Voici deux mots d’un usage bien dissemblable : le premier est assez usuel, soit dans son acception sportive –ascension du Mont-Blanc ¬–, soit dans son sens figuré –ascension sociale fulgurante – ; le second en revanche sonne de manière sévère et comme abstraite, et il semble réservé aux domaines de la théologie et de la philosophie. Sous l’angle théologique, qui nous intéresse ici, on parle de l’Ascension de Jésus-Christ, mais de l’Assomption de la Vierge Marie. Pourquoi une telle différence de termes pour désigner des réalités somme toute bien proches, puisqu’il s’agit toujours du transfert d’un corps de ce monde-ci vers le monde divin, localisé dans les hauteurs du ciel ?

Il faut ici recourir à l’étymologie. « Ascension » vient du latin ascendere, « monter » ; l’emploi du mot à propos de Jésus est transparent : Il est descendu sur la terre – par son Incarnation) et est monté – par son Ascension (cf. Ep 4, 8-10). « Assomption » vient d’un autre verbe latin, assumere, « prendre pour soi, accueillir, enlever, élever », et il faut le conjuguer au passif pour l’employer en ce sens théologique précis : « Marie, toujours vierge, après avoir achevé le cours de sa vie terrestre, a été élevée en corps et en âme à la gloire céleste » (Pie XII, Constitution Munificentissimus Deus, 1er novembre 1950)

D’un côté, le terme d’ascension indique que le transfert du corps de Jésus se fait par Sa seule volonté : Jésus accomplit la plénitude de sa victoire sur la mort et manifeste une toute-puissance qui vient de Sa nature divine, par cette montée au ciel qui achève sa Résurrection. De l’autre, le terme d’assomption, appliqué à Marie, signifie que c’est Dieu qui l’attire au ciel, le Christ qui l’emporte pour qu’elle soit auprès de Lui : dans la tradition des textes bibliques, reprise par le document pontifical, le passif a été élevée est un « passif divin » et l’agent de ce transport miraculeux est Dieu lui-même.

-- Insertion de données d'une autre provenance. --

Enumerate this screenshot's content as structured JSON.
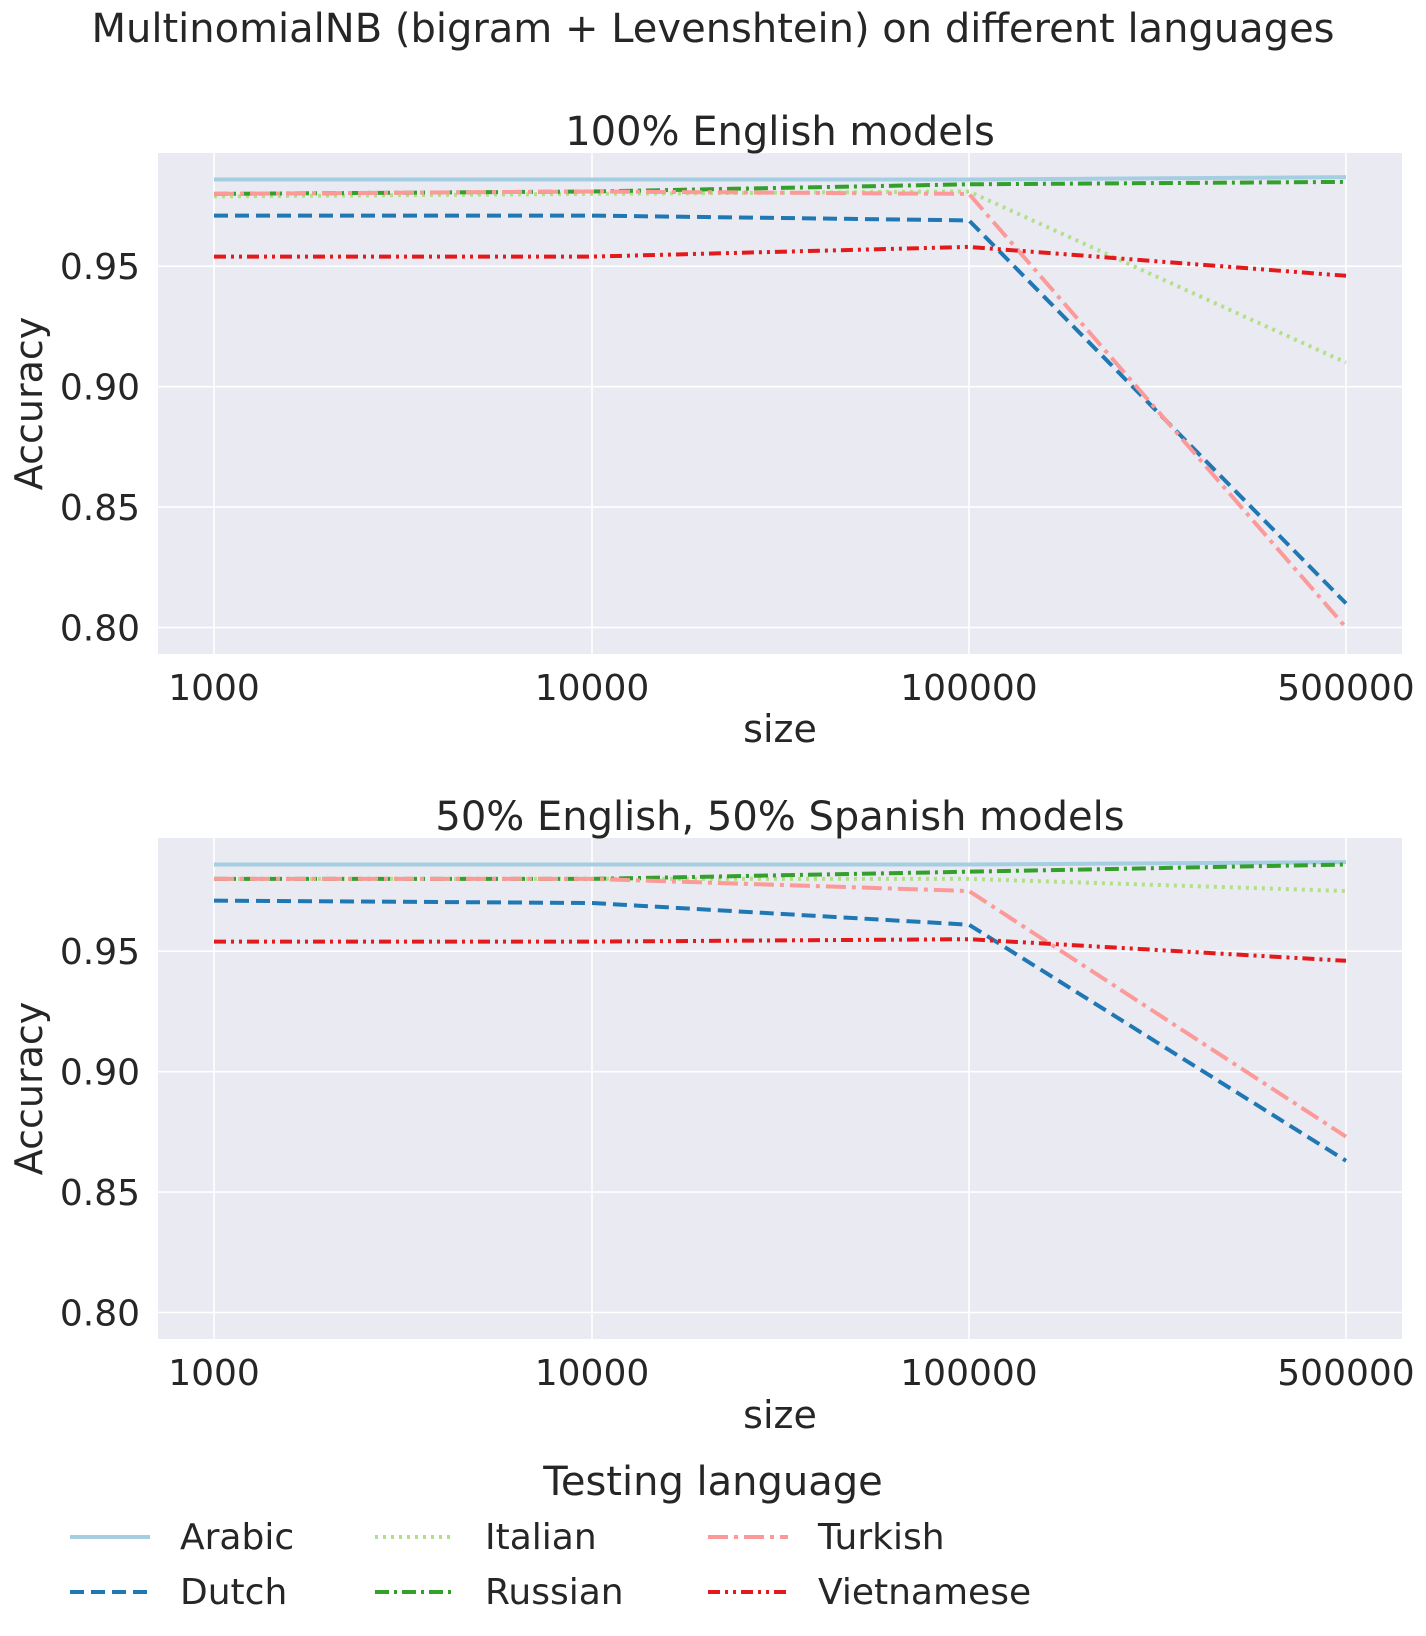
{
  "figure": {
    "title": "MultinomialNB (bigram + Levenshtein) on different languages"
  },
  "legend": {
    "title": "Testing language",
    "placement": "bottom-center"
  },
  "series_styles": [
    {
      "name": "Arabic",
      "color": "#a6cee3",
      "dash": "solid"
    },
    {
      "name": "Dutch",
      "color": "#1f78b4",
      "dash": "dashed"
    },
    {
      "name": "Italian",
      "color": "#b2df8a",
      "dash": "dotted"
    },
    {
      "name": "Russian",
      "color": "#33a02c",
      "dash": "dashdot"
    },
    {
      "name": "Turkish",
      "color": "#fb9a99",
      "dash": "dashdot-long"
    },
    {
      "name": "Vietnamese",
      "color": "#e31a1c",
      "dash": "dashdotdot"
    }
  ],
  "chart_data": [
    {
      "type": "line",
      "title": "100% English models",
      "xlabel": "size",
      "ylabel": "Accuracy",
      "categories": [
        "1000",
        "10000",
        "100000",
        "500000"
      ],
      "ylim": [
        0.789,
        0.997
      ],
      "yticks": [
        "0.80",
        "0.85",
        "0.90",
        "0.95"
      ],
      "ytick_values": [
        0.8,
        0.85,
        0.9,
        0.95
      ],
      "grid": true,
      "series": [
        {
          "name": "Arabic",
          "values": [
            0.986,
            0.986,
            0.986,
            0.987
          ]
        },
        {
          "name": "Dutch",
          "values": [
            0.971,
            0.971,
            0.969,
            0.81
          ]
        },
        {
          "name": "Italian",
          "values": [
            0.979,
            0.98,
            0.981,
            0.91
          ]
        },
        {
          "name": "Russian",
          "values": [
            0.98,
            0.981,
            0.984,
            0.985
          ]
        },
        {
          "name": "Turkish",
          "values": [
            0.98,
            0.981,
            0.98,
            0.8
          ]
        },
        {
          "name": "Vietnamese",
          "values": [
            0.954,
            0.954,
            0.958,
            0.946
          ]
        }
      ]
    },
    {
      "type": "line",
      "title": "50% English, 50% Spanish models",
      "xlabel": "size",
      "ylabel": "Accuracy",
      "categories": [
        "1000",
        "10000",
        "100000",
        "500000"
      ],
      "ylim": [
        0.789,
        0.997
      ],
      "yticks": [
        "0.80",
        "0.85",
        "0.90",
        "0.95"
      ],
      "ytick_values": [
        0.8,
        0.85,
        0.9,
        0.95
      ],
      "grid": true,
      "series": [
        {
          "name": "Arabic",
          "values": [
            0.986,
            0.986,
            0.986,
            0.987
          ]
        },
        {
          "name": "Dutch",
          "values": [
            0.971,
            0.97,
            0.961,
            0.863
          ]
        },
        {
          "name": "Italian",
          "values": [
            0.98,
            0.98,
            0.98,
            0.975
          ]
        },
        {
          "name": "Russian",
          "values": [
            0.98,
            0.98,
            0.983,
            0.986
          ]
        },
        {
          "name": "Turkish",
          "values": [
            0.98,
            0.98,
            0.975,
            0.873
          ]
        },
        {
          "name": "Vietnamese",
          "values": [
            0.954,
            0.954,
            0.955,
            0.946
          ]
        }
      ]
    }
  ]
}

Tout cela est intellectuellement très cohérent et satisfaisant : le Christ, étant Dieu, monte au ciel « de ses propres forces » ; la Vierge Marie, sa Mère, n’étant qu’une créature, bien que modèle suprême de sainteté pour nous, est enlevée au ciel par les anges, comme le représente l’iconographie habituelle de l’Assomption, et donc par la volonté de Dieu. Et le vocabulaire courant de la langue française fait bien la distinction, en rendant à chacun ce qui lui convient.

Toutefois, la lecture attentive des textes bibliques révèle une surprise de taille… En effet, aucun des textes qui décrit l’Ascension de Jésus n’emploie le verbe grec que la Vulgate aurait pu traduire par ascendere « monter », mais la plupart emploient le verbe qu’on traduit par assumi « être enlevé », et l’un emploie un terme moins riche, mais quasiment synonyme, qu’on traduit par ferri « être emporté ». Voici deux des récits évangéliques les plus significatifs : « Donc, le Seigneur Jésus, après leur avoir parlé, fut enlevé au ciel et s’assit à la droite de Dieu » (Mc 16, 19) ; « Or, comme il les bénissait, il se sépara d’eux et fut emporté au ciel » (Lc 24, 51).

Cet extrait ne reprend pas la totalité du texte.